Equity in the Workplace: A Manager’s Focus
Employees are unlikely to work harder if inequity, or lack of fairness, exists. There are three primary situations that can occur.
The first, equity, is when outcomes/inputs for the individual is equal to outcomes/inputs for the referent – or the person the employee is referencing. If both employees ratios’ of contributions to outcomes is equivalent, then equity has occurred.
Overpayment inequity occurs when an employee receives more rewards than the referent, given equal contributions. This is bad because it will not motivate employees to work harder, as they are already receiving “more for less work.”
Underpayment inequity is the opposite situation: the individual is “underpaid” compared to the referent. This is bad because the employee then feels no motivation to work harder.
Both underpayment and overpayment inequity are generally bad for employee morale. Underpayment inequity in particular causes problems for managers and can lead to unethical behaviors on the part of employees. It’s important to note that “equity theory” does not suggest all employees should be treated equally – literally interpreting “employee equity” would mean each employee receives exactly the same level of rewards. Rather, a proper application of equity theory means all employees should be compensated with pay/benefits/etc proportionate to their contributions to the company.
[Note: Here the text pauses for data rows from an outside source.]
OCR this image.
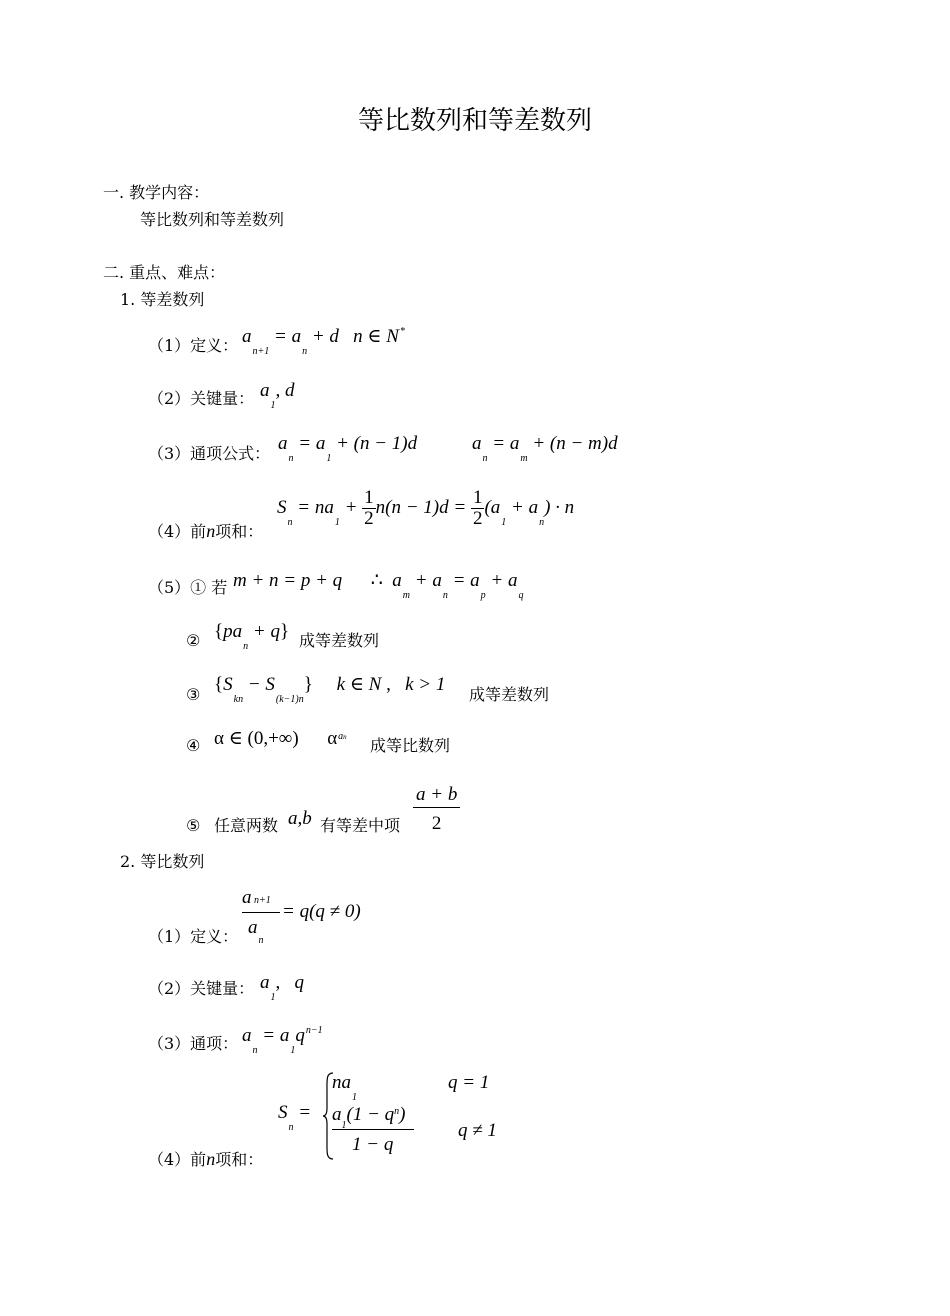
等比数列和等差数列
一. 教学内容：
等比数列和等差数列
二. 重点、难点：
1. 等差数列
（1）定义： $a_{n+1} = a_n + d$   n ∈ N*
（2）关键量： $a_1$, d
（3）通项公式： $a_n = a_1 + (n - 1)d$	$a_n = a_m + (n - m)d$
（4）前n项和：
$S_n = na_1 + \frac{1}{2} n(n - 1)d = \frac{1}{2} (a_1 + a_n) \cdot n$
（5）① 若 m + n = p + q      ∴  $a_m + a_n = a_p + a_q$
② $\{pa_n + q\}$ 成等差数列
③ $\{S_{kn} - S_{(k-1)n}\}$     k ∈ N ,   k > 1 成等差数列
④ α ∈ (0,+∞) $\alpha^{an}$ 成等比数列
⑤ 任意两数 a,b 有等差中项
a + b
2
2. 等比数列
（1）定义：
a n+1
$a_n$
= q(q ≠ 0)
（2）关键量： $a_1$,   q
（3）通项： $a_n = a_1q^{n-1}$
（4）前n项和：
$S_n$ =
$na_1$
q = 1
$a_1(1 - q^n)$
1 − q
q ≠ 1
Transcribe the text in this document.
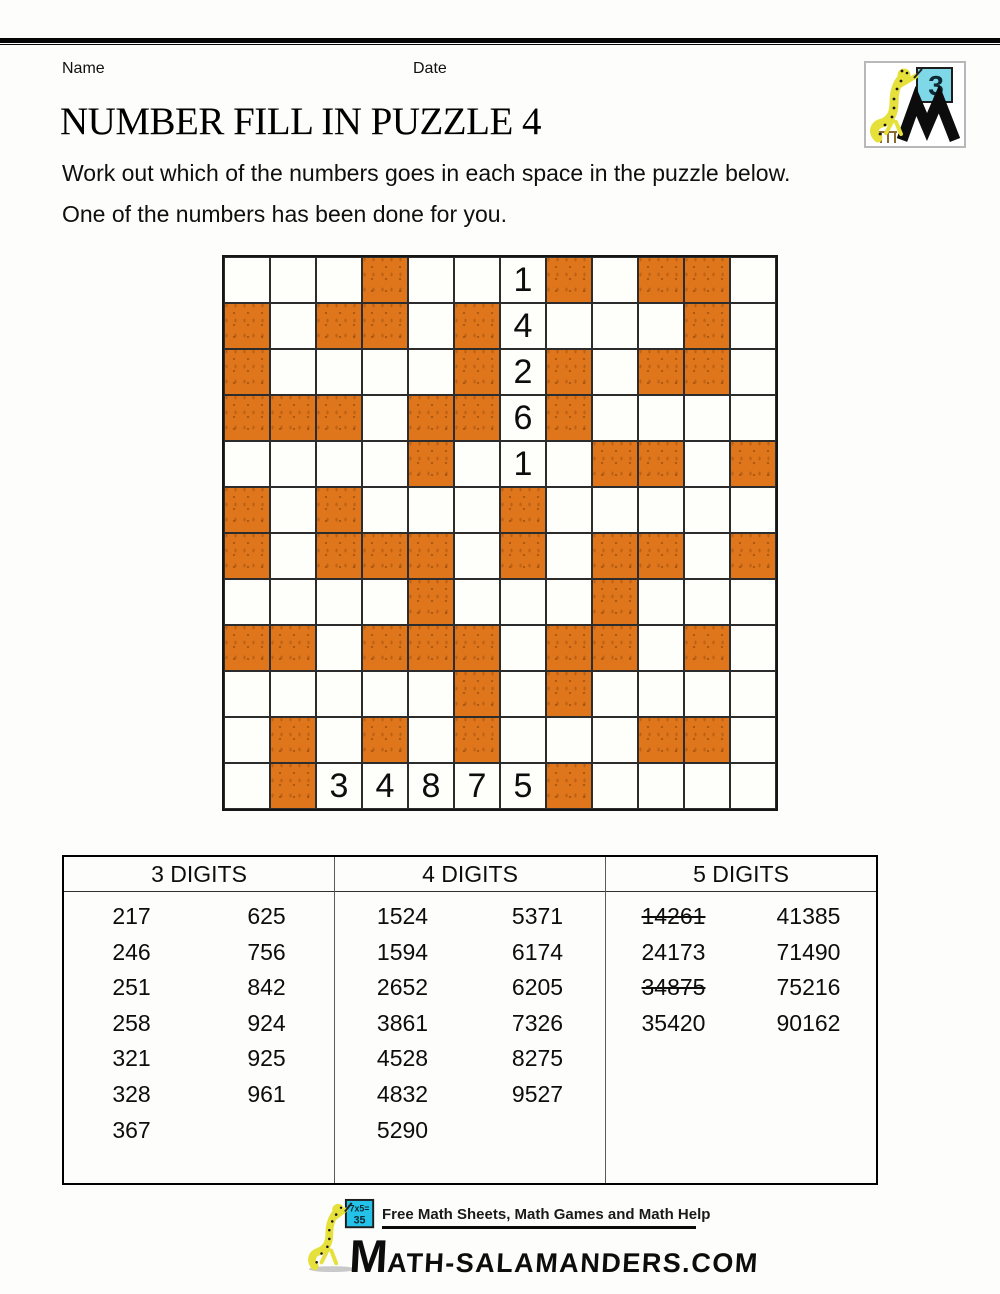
Name	Date
3
NUMBER FILL IN PUZZLE 4
Work out which of the numbers goes in each space in the puzzle below.
One of the numbers has been done for you.
1
4
2
6
1
3 4 8 7 5
3 DIGITS
217
246
251
258
321
328
367
625
756
842
924
925
961
4 DIGITS
1524
1594
2652
3861
4528
4832
5290
5371
6174
6205
7326
8275
9527
5 DIGITS
14261
24173
34875
35420
41385
71490
75216
90162
7x5=
35 Free Math Sheets, Math Games and Math Help
MATH-SALAMANDERS.COM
Organizational justice theory is related to equity theory in that it focuses on the procedures used to match inputs with outputs. It deals with several types of justice: procedural justice is the fairness of procedures used to allocate outcomes. Interpersonal justice examines the fairness with which managers treat employees. Informational justice deals with how managers explain decisions and procedures to employees, and distributive justice deals with the distribution of outcomes in an organization.